感応道交

感応道交

【かんのうどうこう】

衆生がよく仏の応現を感じ、仏がよく衆生の機根に応じて互いに通じ合うこと。感は衆生の機感、応は仏の能応、道交は感と応が相通じて一道に交わること。略して感応ともいう。天台大師の摩訶止観巻一に「問う、行者自ら発心するや、他教えて発心せしむるや、答う、自、他、共、離、皆不可なり。但これ感応道交してしかも発心を論ずるのみ。子の水火に堕つれば父母騒擾(そうじょう)して之を救うがごとし」とある。
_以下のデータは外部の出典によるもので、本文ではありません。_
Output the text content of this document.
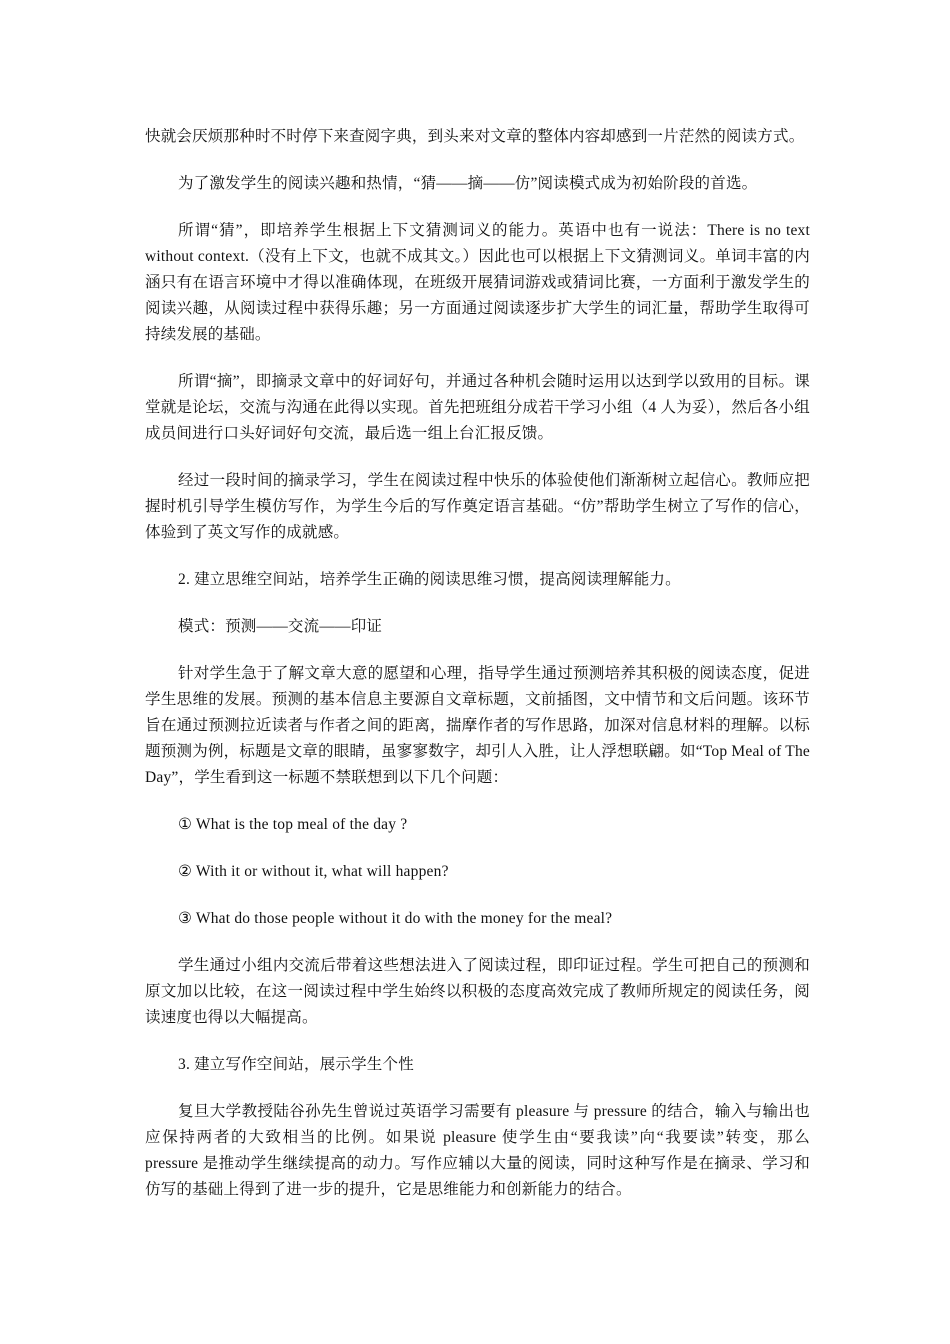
快就会厌烦那种时不时停下来查阅字典，到头来对文章的整体内容却感到一片茫然的阅读方式。

为了激发学生的阅读兴趣和热情，“猜——摘——仿”阅读模式成为初始阶段的首选。

所谓“猜”，即培养学生根据上下文猜测词义的能力。英语中也有一说法：There is no text without context.（没有上下文，也就不成其文。）因此也可以根据上下文猜测词义。单词丰富的内涵只有在语言环境中才得以准确体现，在班级开展猜词游戏或猜词比赛，一方面利于激发学生的阅读兴趣，从阅读过程中获得乐趣；另一方面通过阅读逐步扩大学生的词汇量，帮助学生取得可持续发展的基础。

所谓“摘”，即摘录文章中的好词好句，并通过各种机会随时运用以达到学以致用的目标。课堂就是论坛，交流与沟通在此得以实现。首先把班组分成若干学习小组（4 人为妥），然后各小组成员间进行口头好词好句交流，最后选一组上台汇报反馈。

经过一段时间的摘录学习，学生在阅读过程中快乐的体验使他们渐渐树立起信心。教师应把握时机引导学生模仿写作，为学生今后的写作奠定语言基础。“仿”帮助学生树立了写作的信心，体验到了英文写作的成就感。

2. 建立思维空间站，培养学生正确的阅读思维习惯，提高阅读理解能力。

模式：预测——交流——印证

针对学生急于了解文章大意的愿望和心理，指导学生通过预测培养其积极的阅读态度，促进学生思维的发展。预测的基本信息主要源自文章标题，文前插图，文中情节和文后问题。该环节旨在通过预测拉近读者与作者之间的距离，揣摩作者的写作思路，加深对信息材料的理解。以标题预测为例，标题是文章的眼睛，虽寥寥数字，却引人入胜，让人浮想联翩。如“Top Meal of The Day”，学生看到这一标题不禁联想到以下几个问题：

① What is the top meal of the day ?

② With it or without it, what will happen?

③ What do those people without it do with the money for the meal?

学生通过小组内交流后带着这些想法进入了阅读过程，即印证过程。学生可把自己的预测和原文加以比较，在这一阅读过程中学生始终以积极的态度高效完成了教师所规定的阅读任务，阅读速度也得以大幅提高。

3. 建立写作空间站，展示学生个性

复旦大学教授陆谷孙先生曾说过英语学习需要有 pleasure 与 pressure 的结合，输入与输出也应保持两者的大致相当的比例。如果说 pleasure 使学生由“要我读”向“我要读”转变，那么 pressure 是推动学生继续提高的动力。写作应辅以大量的阅读，同时这种写作是在摘录、学习和仿写的基础上得到了进一步的提升，它是思维能力和创新能力的结合。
また、感とは九界であり、応とは仏界であり、感応道交とは九界の衆生の智は仏界を境とし、仏の妙智は九界の衆生を境として、境地冥合することである。末法今時に約せば、感応道交とは三代秘法の御本尊に向かって事行の題目を唱えることである。観心本尊抄文段に如来滅後五五百歳観心本尊抄の題号に多意を含むことを明かしている中に、「四には事行の題目を含む。謂く『如来滅後五五百歳に始む』とは、即ちこれ末法事行の始めなり。『観心本尊』とは、即ち事行の題目なり。謂く『観心』即ちこれ能修の九界、『本尊』即ちこれ所修の仏界、十界十如既にこれ分明なり。豈法の字に非ずや、九界・仏界感応道交し、能修・所修境地冥合し、甚深の境界は言語道断、心行所滅なり、豈妙の字に非ずや」(『文段集』461p)とある。本門の本尊を信じて、南無妙法蓮華経と唱える時に、本門の本尊、すなわち仏界と、九界の衆生の生命が感応道交し、即身成仏を現ずることができるのである。